No matter how long this SEPTA strike lasts, let’s hope Day 2 was rock bottom. It couldn’t get much worse.
An R5 Paoli train caught fire yesterday during the morning rush, just outside the Overbrook station. A SEPTA official said the likely cause was electrical.
The train was packed with nearly 700 passengers. Nobody was injured, but the suburban commuter line was shut down for two hours, complicating an already chaotic rush hour. Many commuters walked off the tracks to look for alternatives. Others waited for help from SEPTA.
SEPTA spokesman Richard Maloney said the transit agency tried to send “rescue” buses to the scene to transport stranded passengers, but picketers from Transport Workers Local 234 prevented the buses from leaving the Victory terminal at 69th Street.
Victory Division buses serve Delaware County and the Main Line, and its employees are not on strike.

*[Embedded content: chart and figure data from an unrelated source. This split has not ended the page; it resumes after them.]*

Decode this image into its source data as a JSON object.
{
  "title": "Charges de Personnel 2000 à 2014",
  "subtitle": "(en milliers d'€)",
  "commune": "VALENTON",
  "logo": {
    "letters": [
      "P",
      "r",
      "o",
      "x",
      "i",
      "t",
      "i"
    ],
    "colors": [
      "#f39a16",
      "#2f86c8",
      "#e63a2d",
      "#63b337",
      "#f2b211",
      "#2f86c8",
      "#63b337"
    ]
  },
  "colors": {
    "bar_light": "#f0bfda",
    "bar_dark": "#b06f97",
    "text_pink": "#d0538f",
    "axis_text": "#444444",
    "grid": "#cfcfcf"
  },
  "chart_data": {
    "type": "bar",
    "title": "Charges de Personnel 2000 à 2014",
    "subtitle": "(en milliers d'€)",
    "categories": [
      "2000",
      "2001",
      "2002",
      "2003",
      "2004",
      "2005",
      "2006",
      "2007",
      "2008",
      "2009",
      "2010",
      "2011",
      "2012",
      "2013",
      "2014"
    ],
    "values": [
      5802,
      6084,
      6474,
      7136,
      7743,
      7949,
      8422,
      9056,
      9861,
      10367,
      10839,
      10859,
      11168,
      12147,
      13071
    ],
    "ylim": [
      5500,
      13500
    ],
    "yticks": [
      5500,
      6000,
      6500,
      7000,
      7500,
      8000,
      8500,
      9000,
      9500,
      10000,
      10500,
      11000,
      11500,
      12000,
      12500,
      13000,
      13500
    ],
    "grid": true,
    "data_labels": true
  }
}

But the picketers from the city division allowed buses to move about once every 45 minutes, and SEPTA got only four buses to the burned-out train.
“Despicable,” Maloney said. “It was a whole new population that they can inflict pain on.”

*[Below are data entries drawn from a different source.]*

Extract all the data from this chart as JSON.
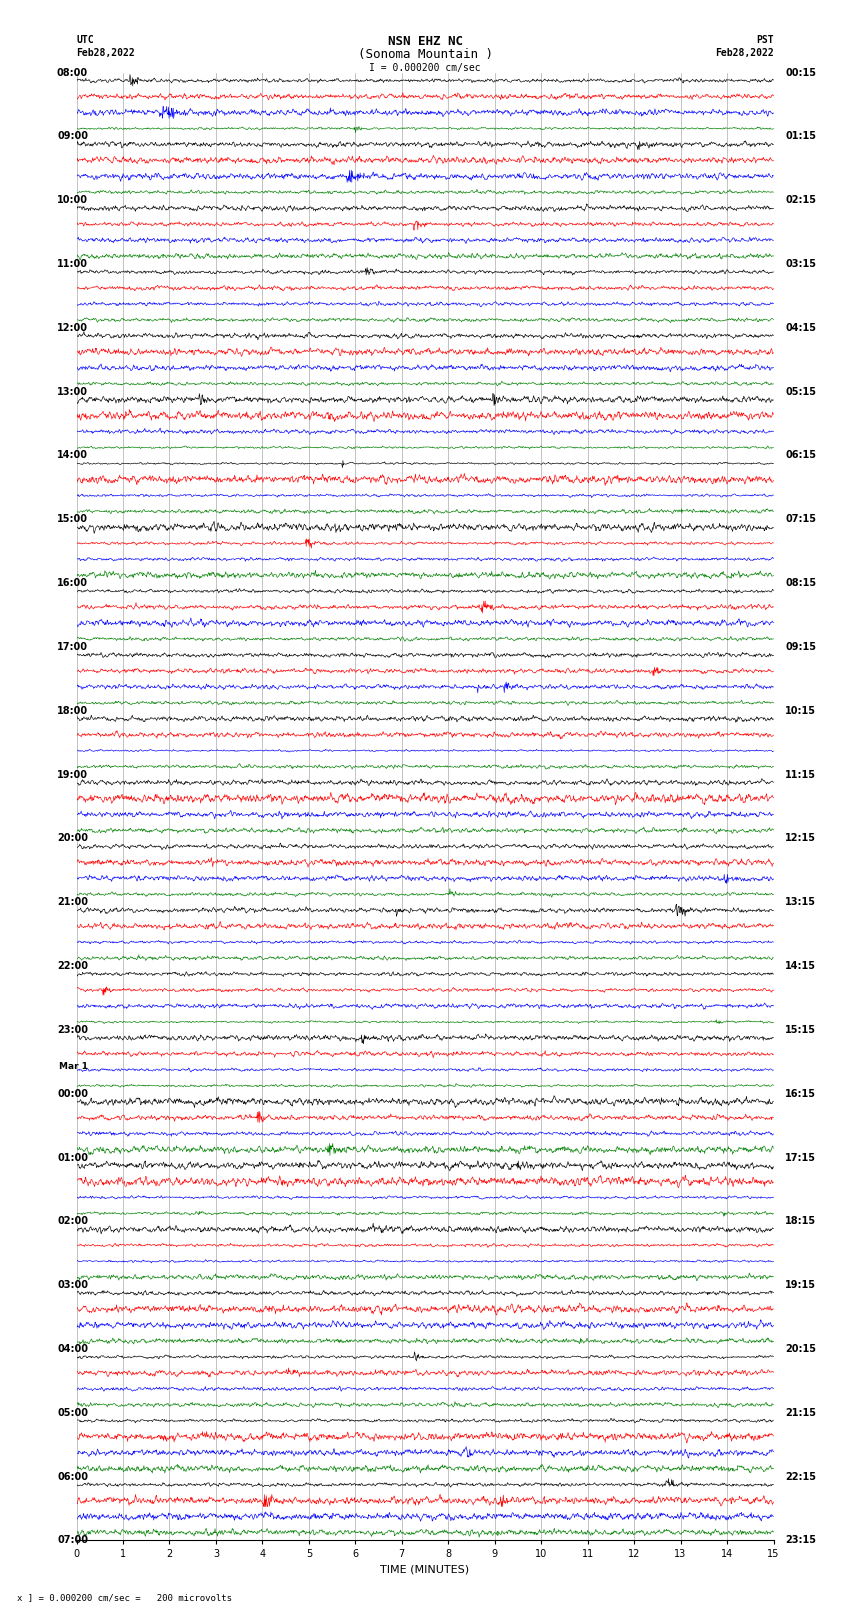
{
  "title_line1": "NSN EHZ NC",
  "title_line2": "(Sonoma Mountain )",
  "scale_label": "I = 0.000200 cm/sec",
  "left_label_top": "UTC",
  "left_label_date": "Feb28,2022",
  "right_label_top": "PST",
  "right_label_date": "Feb28,2022",
  "bottom_label": "TIME (MINUTES)",
  "footnote": "x ] = 0.000200 cm/sec =   200 microvolts",
  "colors": [
    "black",
    "red",
    "blue",
    "green"
  ],
  "n_rows": 92,
  "n_minutes": 15,
  "samples_per_minute": 100,
  "background_color": "white",
  "trace_amplitude": 0.38,
  "grid_color": "#888888",
  "grid_linewidth": 0.5,
  "trace_linewidth": 0.45,
  "xlabel_fontsize": 8,
  "title_fontsize": 9,
  "tick_fontsize": 7,
  "utc_times_display": [
    [
      "08:00",
      0
    ],
    [
      "09:00",
      4
    ],
    [
      "10:00",
      8
    ],
    [
      "11:00",
      12
    ],
    [
      "12:00",
      16
    ],
    [
      "13:00",
      20
    ],
    [
      "14:00",
      24
    ],
    [
      "15:00",
      28
    ],
    [
      "16:00",
      32
    ],
    [
      "17:00",
      36
    ],
    [
      "18:00",
      40
    ],
    [
      "19:00",
      44
    ],
    [
      "20:00",
      48
    ],
    [
      "21:00",
      52
    ],
    [
      "22:00",
      56
    ],
    [
      "23:00",
      60
    ],
    [
      "Mar 1",
      63
    ],
    [
      "00:00",
      64
    ],
    [
      "01:00",
      68
    ],
    [
      "02:00",
      72
    ],
    [
      "03:00",
      76
    ],
    [
      "04:00",
      80
    ],
    [
      "05:00",
      84
    ],
    [
      "06:00",
      88
    ],
    [
      "07:00",
      92
    ]
  ],
  "pst_times_display": [
    [
      "00:15",
      0
    ],
    [
      "01:15",
      4
    ],
    [
      "02:15",
      8
    ],
    [
      "03:15",
      12
    ],
    [
      "04:15",
      16
    ],
    [
      "05:15",
      20
    ],
    [
      "06:15",
      24
    ],
    [
      "07:15",
      28
    ],
    [
      "08:15",
      32
    ],
    [
      "09:15",
      36
    ],
    [
      "10:15",
      40
    ],
    [
      "11:15",
      44
    ],
    [
      "12:15",
      48
    ],
    [
      "13:15",
      52
    ],
    [
      "14:15",
      56
    ],
    [
      "15:15",
      60
    ],
    [
      "16:15",
      64
    ],
    [
      "17:15",
      68
    ],
    [
      "18:15",
      72
    ],
    [
      "19:15",
      76
    ],
    [
      "20:15",
      80
    ],
    [
      "21:15",
      84
    ],
    [
      "22:15",
      88
    ],
    [
      "23:15",
      92
    ]
  ]
}
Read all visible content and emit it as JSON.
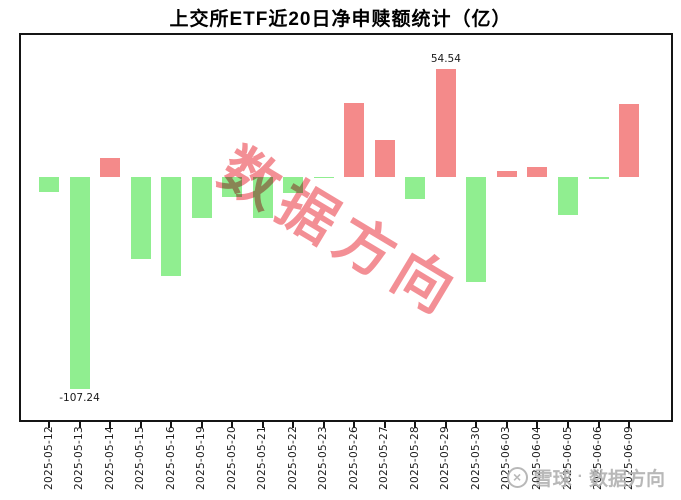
{
  "page": {
    "background": "#ffffff"
  },
  "chart_data": {
    "type": "bar",
    "title": "上交所ETF近20日净申赎额统计（亿）",
    "xlabel": "",
    "ylabel": "",
    "grid": false,
    "legend": null,
    "ylim": [
      -123,
      72
    ],
    "categories": [
      "2025-05-12",
      "2025-05-13",
      "2025-05-14",
      "2025-05-15",
      "2025-05-16",
      "2025-05-19",
      "2025-05-20",
      "2025-05-21",
      "2025-05-22",
      "2025-05-23",
      "2025-05-26",
      "2025-05-27",
      "2025-05-28",
      "2025-05-29",
      "2025-05-30",
      "2025-06-03",
      "2025-06-04",
      "2025-06-05",
      "2025-06-06",
      "2025-06-09"
    ],
    "values": [
      -7.5,
      -107.24,
      9.7,
      -41.4,
      -49.9,
      -20.5,
      -10.2,
      -20.8,
      -7.9,
      -0.5,
      37.4,
      18.6,
      -11.0,
      54.54,
      -53.3,
      2.9,
      5.3,
      -19.3,
      -0.7,
      37.2
    ],
    "annotations": [
      {
        "index": 1,
        "category": "2025-05-13",
        "text": "-107.24",
        "position": "below"
      },
      {
        "index": 13,
        "category": "2025-05-29",
        "text": "54.54",
        "position": "above"
      }
    ],
    "colors": {
      "positive": "#f48a8a",
      "negative": "#90ee90",
      "axis": "#151515",
      "tick_label": "#1a1a1a"
    }
  },
  "watermarks": {
    "diagonal": {
      "text": "数据方向",
      "color": "#f0737a"
    },
    "footer": {
      "logo": "snowball-circle-icon",
      "logo_glyph": "×",
      "brand": "雪球",
      "separator": "·",
      "label": "数据方向",
      "color": "#b2b2b2"
    }
  }
}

Eventually, the city sent school buses to pick up some of the passengers.
The massive inconvenience of a strike is a given. But compounding a potential public safety hazard, by blocking buses intended to retrieve passengers who escaped a fire, takes the union’s irresponsibility to a different level.
In spite of enduring delays and higher costs, commuters are mostly taking it in stride. Some are carpooling, or riding bikes.

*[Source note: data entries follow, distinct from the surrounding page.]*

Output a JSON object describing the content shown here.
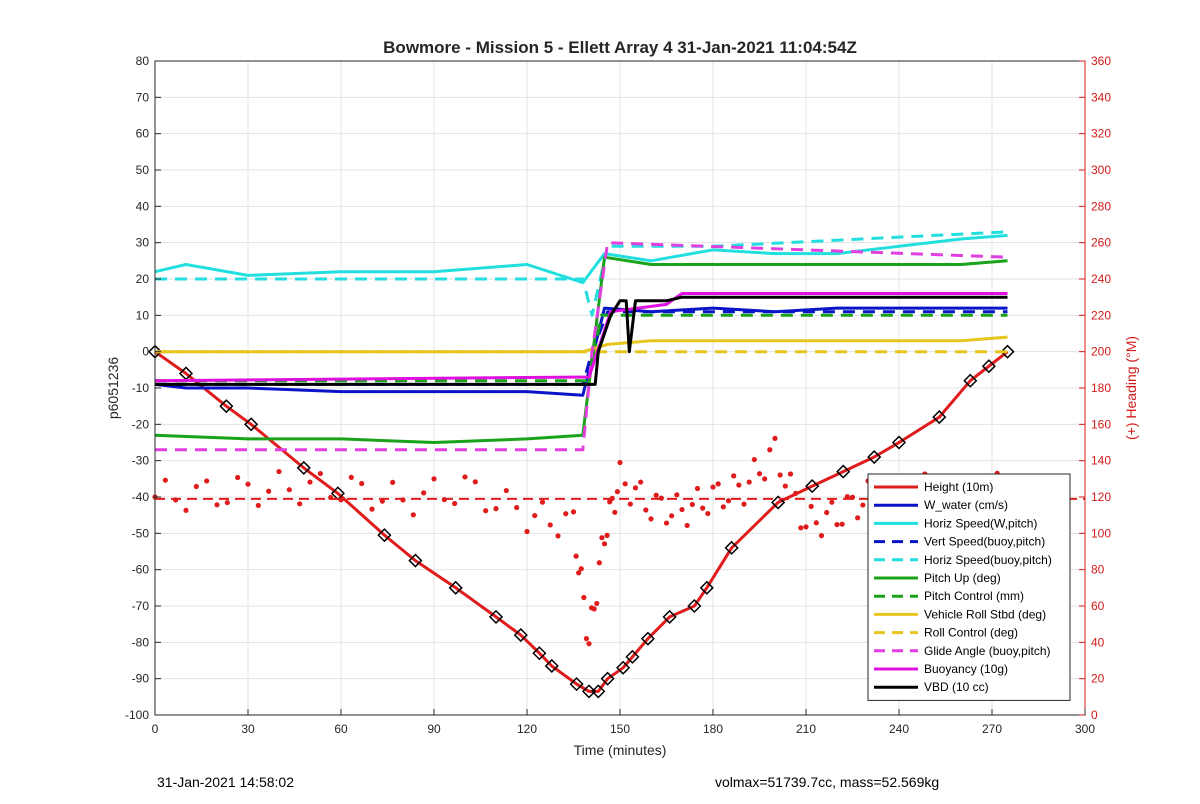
{
  "chart_data": {
    "type": "line",
    "title": "Bowmore - Mission 5 - Ellett Array 4 31-Jan-2021 11:04:54Z",
    "xlabel": "Time (minutes)",
    "ylabel": "p6051236",
    "y2label": "(+) Heading (°M)",
    "xlim": [
      0,
      300
    ],
    "ylim": [
      -100,
      80
    ],
    "y2lim": [
      0,
      360
    ],
    "xticks": [
      0,
      30,
      60,
      90,
      120,
      150,
      180,
      210,
      240,
      270,
      300
    ],
    "yticks": [
      -100,
      -90,
      -80,
      -70,
      -60,
      -50,
      -40,
      -30,
      -20,
      -10,
      0,
      10,
      20,
      30,
      40,
      50,
      60,
      70,
      80
    ],
    "y2ticks": [
      0,
      20,
      40,
      60,
      80,
      100,
      120,
      140,
      160,
      180,
      200,
      220,
      240,
      260,
      280,
      300,
      320,
      340,
      360
    ],
    "grid": true,
    "legend_position": "bottom-right",
    "series": [
      {
        "name": "Height (10m)",
        "color": "#e01b1b",
        "style": "solid",
        "marker": "diamond",
        "x": [
          0,
          10,
          23,
          31,
          48,
          59,
          74,
          84,
          97,
          110,
          118,
          124,
          128,
          136,
          140,
          143,
          146,
          151,
          154,
          159,
          166,
          174,
          178,
          186,
          201,
          212,
          222,
          232,
          240,
          253,
          263,
          269,
          275
        ],
        "y": [
          0,
          -6,
          -15,
          -20,
          -32,
          -39,
          -50.5,
          -57.5,
          -65,
          -73,
          -78,
          -83,
          -86.5,
          -91.5,
          -93.5,
          -93.5,
          -90,
          -87,
          -84,
          -79,
          -73,
          -70,
          -65,
          -54,
          -41.5,
          -37,
          -33,
          -29,
          -25,
          -18,
          -8,
          -4,
          0
        ]
      },
      {
        "name": "W_water (cm/s)",
        "color": "#0a14c8",
        "style": "solid",
        "x": [
          0,
          10,
          30,
          60,
          90,
          120,
          138,
          145,
          160,
          180,
          200,
          220,
          240,
          260,
          275
        ],
        "y": [
          -9,
          -10,
          -10,
          -11,
          -11,
          -11,
          -12,
          12,
          11,
          12,
          11,
          12,
          12,
          12,
          12
        ]
      },
      {
        "name": "Horiz Speed(W,pitch)",
        "color": "#22dede",
        "style": "solid",
        "x": [
          0,
          10,
          30,
          60,
          90,
          120,
          138,
          145,
          160,
          180,
          200,
          220,
          240,
          260,
          275
        ],
        "y": [
          22,
          24,
          21,
          22,
          22,
          24,
          19,
          27,
          25,
          28,
          27,
          27,
          29,
          31,
          32
        ]
      },
      {
        "name": "Vert Speed(buoy,pitch)",
        "color": "#0a14c8",
        "style": "dashed",
        "x": [
          0,
          138,
          141,
          146,
          275
        ],
        "y": [
          -9,
          -9,
          0,
          11,
          11
        ]
      },
      {
        "name": "Horiz Speed(buoy,pitch)",
        "color": "#22dede",
        "style": "dashed",
        "x": [
          0,
          138,
          141,
          146,
          180,
          275
        ],
        "y": [
          20,
          20,
          10,
          29,
          29,
          33
        ]
      },
      {
        "name": "Pitch Up (deg)",
        "color": "#1aa31a",
        "style": "solid",
        "x": [
          0,
          30,
          60,
          90,
          120,
          138,
          145,
          160,
          180,
          200,
          220,
          240,
          260,
          275
        ],
        "y": [
          -23,
          -24,
          -24,
          -25,
          -24,
          -23,
          26,
          24,
          24,
          24,
          24,
          24,
          24,
          25
        ]
      },
      {
        "name": "Pitch Control (mm)",
        "color": "#1aa31a",
        "style": "dashed",
        "x": [
          0,
          140,
          144,
          275
        ],
        "y": [
          -8,
          -8,
          10,
          10
        ]
      },
      {
        "name": "Vehicle Roll Stbd (deg)",
        "color": "#e6c51c",
        "style": "solid",
        "x": [
          0,
          30,
          60,
          90,
          120,
          138,
          146,
          160,
          180,
          200,
          220,
          240,
          260,
          275
        ],
        "y": [
          0,
          0,
          0,
          0,
          0,
          0,
          2,
          3,
          3,
          3,
          3,
          3,
          3,
          4
        ]
      },
      {
        "name": "Roll Control (deg)",
        "color": "#e6c51c",
        "style": "dashed",
        "x": [
          0,
          140,
          146,
          275
        ],
        "y": [
          0,
          0,
          0,
          0
        ]
      },
      {
        "name": "Glide Angle (buoy,pitch)",
        "color": "#e23fe0",
        "style": "dashed",
        "x": [
          0,
          138,
          141,
          146,
          275
        ],
        "y": [
          -27,
          -27,
          0,
          30,
          26
        ]
      },
      {
        "name": "Buoyancy (10g)",
        "color": "#e010e0",
        "style": "solid",
        "x": [
          0,
          135,
          140,
          147,
          165,
          170,
          275
        ],
        "y": [
          -8,
          -7,
          -7,
          11,
          13,
          16,
          16
        ]
      },
      {
        "name": "VBD (10 cc)",
        "color": "#000000",
        "style": "solid",
        "x": [
          0,
          142,
          143,
          147,
          150,
          152,
          153,
          155,
          165,
          170,
          275
        ],
        "y": [
          -9,
          -9,
          0,
          10,
          14,
          14,
          0,
          14,
          14,
          15,
          15
        ]
      },
      {
        "name": "Heading",
        "color": "#e01b1b",
        "style": "dots",
        "axis": "right",
        "x": [
          0,
          20,
          40,
          60,
          80,
          100,
          120,
          135,
          140,
          145,
          150,
          160,
          170,
          180,
          190,
          200,
          210,
          220,
          230,
          240,
          250,
          260,
          270,
          275
        ],
        "y": [
          120,
          122,
          125,
          125,
          118,
          125,
          110,
          105,
          40,
          100,
          130,
          115,
          112,
          120,
          125,
          145,
          105,
          110,
          120,
          120,
          125,
          120,
          125,
          122
        ],
        "mean_line": 119
      }
    ]
  },
  "footer": {
    "timestamp": "31-Jan-2021 14:58:02",
    "stats": "volmax=51739.7cc, mass=52.569kg"
  }
}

City schools set up blogs for students who cannot make it to class, so they can keep up with assignments. The cycling club at Central High School set up a “valet” service for students who ride to school, parking bikes in a gym.
The more details to emerge from the reasonable contract that SEPTA offered its largest union, the more difficult it is to understand why Local 234 decided to walk out. The two sides reportedly were only $4 million apart when negotiations broke down. Gov. Rendell and Rep. Bob Brady (D., Pa.) were working again yesterday to resolve the impasse.
In the meantime, those involved with this strike can’t just throw public safety under the bus.